Articles - Make this an Autumn Statement for savers

 Savers have been punished as three years of record low interest rates, coupled with inflation, have whittled away the value of their income and capital

 Dr Ros Altmann, a savings and investment expert and former Government adviser, is calling on the Chancellor to put savers at the heart of his Autumn Statement (December 5th) - to help them now, and to encourage everyone to save for the future.

 She has written to George Osborne urging him to do more to help savers and to offer better incentives to those saving for a house deposit, planning for retirement or later life care needs.

 As inflation has stayed high and interest rates have stayed low, savers are finding the money they have set aside is not delivering the income they need.

 Dr Altmann said: "People with savings have often struggled to put that money aside and denied themselves things so that they can have financial independence. It is important that we encourage people to save for their future, but if we continue to punish those who have done so, especially as they reach retirement, younger people will decide it is simply not worth it."

 As director general of Saga, Ros Altmann is an influential advocate for Britain's 21 million over-50s. However she says her suggestions would help all savers, of all ages, and all income levels.

 "Young people saving to buy their first home are also suffering in the current economic climate. The coalition Government has done nothing to help savers. There has been no recognition from the Chancellor of people who've done the right thing, put money aside, wanted to look after themselves and be independent. The Government either doesn't recognise the damage that does, or doesn't care. We would like this Autumn Statement to show that savers are valued. This is what every economy needs."

 Dr Altmann says there are key changes which the Chancellor could make to help ease the problems faced by savers:


 Current ISA rules only allow half the annual £11,280 allowance to be put into cash ISAs. The other half must go into stocks and shares.

 Dr Altmann is urging the Chancellor to change the restrictions so that ISA investors can choose whether to put all their annual ISA allowance in cash, or in stocks and shares, or both, with free transfers between each.

 ISAs are the best option for tax-free savings, outside a pension. However, it makes no sense to force savers to gamble on stocks, if they can't afford to take losses.

 A basic rate taxpayer with £10,000 in a savings account earning 3% interest receives £300 a year in interest. But they then lose £60 of that £300 in tax and are only left with £240 in income. If the rules were changed, the saver would keep all of the £300 interest. This would help them in the same way as an increase in interest rates, but without the same economic impact on other rates.


 Income drawdown is the facility to continue to keep your pension savings invested and take an income each year rather than giving all the money to an insurance company to buy an annuity.

 In the past three years the Treasury and The Bank of England have introduced policy changes to income drawdown which have slashed the private pension income of many retired people by more than a third.

 For example, the maximum annual income a 65-year-old man could draw from a £100,000 capped drawdown pension fund has fallen from £7,920 in August 2009, to £5,300 in August this year and for a 65-year old woman has reduced from £7,440 to £4,900.

 These moves have undermined confidence and trust in pensions.
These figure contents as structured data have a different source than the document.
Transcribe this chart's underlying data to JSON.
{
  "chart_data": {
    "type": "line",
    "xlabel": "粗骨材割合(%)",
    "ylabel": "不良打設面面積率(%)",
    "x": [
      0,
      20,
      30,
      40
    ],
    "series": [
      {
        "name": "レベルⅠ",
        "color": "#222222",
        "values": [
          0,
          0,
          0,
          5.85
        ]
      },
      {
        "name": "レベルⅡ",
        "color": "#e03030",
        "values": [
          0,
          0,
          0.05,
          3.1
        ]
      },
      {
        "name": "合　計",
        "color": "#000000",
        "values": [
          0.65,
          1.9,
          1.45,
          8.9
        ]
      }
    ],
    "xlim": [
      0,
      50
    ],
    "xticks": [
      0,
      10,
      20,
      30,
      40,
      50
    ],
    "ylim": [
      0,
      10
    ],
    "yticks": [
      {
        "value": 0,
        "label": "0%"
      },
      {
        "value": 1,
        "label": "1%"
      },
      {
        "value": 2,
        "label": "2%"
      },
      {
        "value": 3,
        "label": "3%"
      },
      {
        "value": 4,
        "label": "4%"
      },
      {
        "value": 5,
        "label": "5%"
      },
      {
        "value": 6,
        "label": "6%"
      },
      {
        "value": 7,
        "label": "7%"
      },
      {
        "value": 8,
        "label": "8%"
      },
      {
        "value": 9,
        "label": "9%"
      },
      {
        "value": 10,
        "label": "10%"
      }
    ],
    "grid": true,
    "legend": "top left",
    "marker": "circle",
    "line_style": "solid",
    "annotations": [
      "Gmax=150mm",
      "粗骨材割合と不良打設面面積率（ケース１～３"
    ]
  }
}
Saga has been inundated with letters and emails from distraught and angry pensioners who have saved hard and expected their pension savings to support their retirement lifestyle. Now, despite having plenty of money in their fund, the government's rules won't allow them to spend it. There is not even any allowance for those in poorer than average health.


 We are heading towards a care crisis. With an aging population, it is essential that people save for care they may need in later life. The government needs to encourage people to address this issue, with incentives for them to save and invest so that they will be able to pay for adequate care.

 "We urge the Government to introduce a new lifetime Care Savings Allowance to encourage tax free savings towards care up to £30,000. This can be used to pay for care for themselves or their relatives, so that families can save for each other's care if they wish to. Even if care funding is radically reformed in the future, it is very likely that individuals will still have to fund a large portion of their care costs themselves so it is vital that we help people put money aside in case they need it."


 Local authority pension funds have £150 billion of assets and significant sums are invested in gilts. Instead of buying government bonds, the Chancellor should encourage the money to be invested in infrastructure and construction projects which would directly stimulate growth. The economy needs money invested to boost recovery. Pension funds have money and need good returns to overcome deficits. Why not use this money to create jobs and growth and help improve pension funding? Local authority schemes are ultimately a taxpayer liability anyway and scheme deficits will reduce if the economy recovers.

 Dr Altmann says that helping savers would also stimulate economic growth. Rather than continually giving more money to borrowers to help them afford their huge debts we need to focus on savers to help generate an economic recovery.

 "The Chancellor needs to do things directly to boost the economy; infrastructure projects, building new houses and even lending directly to small firms which are being staved of credit. Let's make this an Autumn Statement for savers, young and old, and use the savings we've got in our economy to help growth."